Before the game, occasionally flashing a smile, Machado entertained reporters with a trip down memory lane—saying names like Adam, Schoop, Markakis, Davis, Hardy, and Buck, and recalling the excitement of the Orioles’ 2014 playoff run. He explained the “weird” nervousness he was feeling being back where it all happened.
“It’s just different,” he said, speaking in the same room behind home plate where he was introduced to the media nine years ago as an 18-year-old shortstop. “It was always coming into that same clubhouse, walking into that same door, parking in that same parking spot, taking the same route to the baseball field every day. It was just all different today.”
And he talked briefly about his frustration with how things ended with the Orioles, being kept “out of the loop,” he said, as the trade with the Dodgers was finalized by the previous front office regime before the All-Star Game break last July.
“I didn’t make the choice. It was made for me,” he said. “When you’re here for so long in a place you call home, you see the same faces every day, the same people, it grows on you. To leave like that halfway through the year kind of sucks.”
He later signed a few autographs down the third-base line, but not many. Then, shortly after 7 p.m. on a steamy 88-degree night, he stepped toward home plate, waving to the fans, some still wearing his old orange-and-black jersey, as they cheered for nearly 40 seconds and a video montage on the centerfield scoreboard showed highlights of Machado’s seven-year O’s career. He touched his right hand to the bill of his navy blue Padres batting helmet to say thanks.

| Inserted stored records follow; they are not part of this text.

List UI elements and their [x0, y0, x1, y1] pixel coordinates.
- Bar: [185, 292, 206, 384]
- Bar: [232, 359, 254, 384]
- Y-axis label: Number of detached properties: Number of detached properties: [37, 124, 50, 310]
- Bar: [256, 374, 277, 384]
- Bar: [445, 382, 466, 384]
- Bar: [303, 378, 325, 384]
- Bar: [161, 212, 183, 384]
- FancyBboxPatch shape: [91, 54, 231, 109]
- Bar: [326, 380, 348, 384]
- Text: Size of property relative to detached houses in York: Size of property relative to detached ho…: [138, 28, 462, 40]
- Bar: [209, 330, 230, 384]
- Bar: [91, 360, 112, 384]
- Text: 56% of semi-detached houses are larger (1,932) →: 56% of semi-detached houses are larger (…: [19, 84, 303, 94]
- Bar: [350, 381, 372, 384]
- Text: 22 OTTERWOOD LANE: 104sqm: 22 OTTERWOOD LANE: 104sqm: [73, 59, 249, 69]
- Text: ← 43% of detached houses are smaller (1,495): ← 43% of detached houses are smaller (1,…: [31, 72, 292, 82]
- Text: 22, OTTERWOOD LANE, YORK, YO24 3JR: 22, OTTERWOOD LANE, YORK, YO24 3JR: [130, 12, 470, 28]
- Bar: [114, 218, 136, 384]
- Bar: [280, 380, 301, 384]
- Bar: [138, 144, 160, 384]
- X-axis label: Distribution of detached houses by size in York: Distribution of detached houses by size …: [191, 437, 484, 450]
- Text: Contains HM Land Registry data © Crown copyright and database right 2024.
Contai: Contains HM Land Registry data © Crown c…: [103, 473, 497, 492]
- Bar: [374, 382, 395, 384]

It didn’t quite match the theatrics and adoration of Adam Jones’ sendoff, but “it was awesome,” Machado said. “The fans, like always, didn’t disappoint. I’ve seen it for many, many years, how they’ve gone above and beyond for us, and they did it today. The whole experience playing here brings back a lot of good memories. It’s special and something I’ll never forget.”
The O’s stadium staff even played video of The Play—Delmon’s Young bases-clearing double against the Tigers in the 2014 playoffs—as the Padres took the field for the sixth inning, and Machado put his arm around San Diego star rookie shortstop Fernando Tatis Jr., and pointed to the scene, like he were saying “This is what it could be like.”
Nostalgia, though, eventually met reality. In the third inning, Machado smacked his massive home run on the first pitch he saw from O’s starter Jimmy Yacabonis. And in the bottom of the third, Machado came the closest he did to flashing signs of that Brooks Robinson-like defensive brilliance, tagging out an audacious Dwight Smith Jr. when he overran third base following a hit down the right field line. Machado added an RBI single in the fourth, finishing 2-for-4 at the plate.
His skills, of course, nor his sometimes boorish behavior were never questioned. The business of baseball ultimately sent him away, an unfortunate truth in a modern-day professional sports era where money is usually valued more than loyalty, and change is a constant.
Case in point: As Machado exited his pre-game press conference, exasperated by the 15 minutes it took and the expected queries, he asked a Padres public relations staffer, “Do I even have time to get in the cage?”
Yes, he did. In fact, he had to wait. At almost that very moment, a 21-year-old kid by the name of Adley Rutschman, a switch-hitting catcher picked No. 1 overall by the Orioles in the MLB Draft three weeks ago, was on display in a special batting practice session organized by the team as part of his introduction to Baltimore.
The coveted prospect, wide-eyed and widely considered the Orioles best since Machado, took his first smooth swings. And on the third soft-toss pitch he saw, Rutschman sent that tiny white ball onto Eutaw Street, as if to say as one narrative was ending, another was beginning.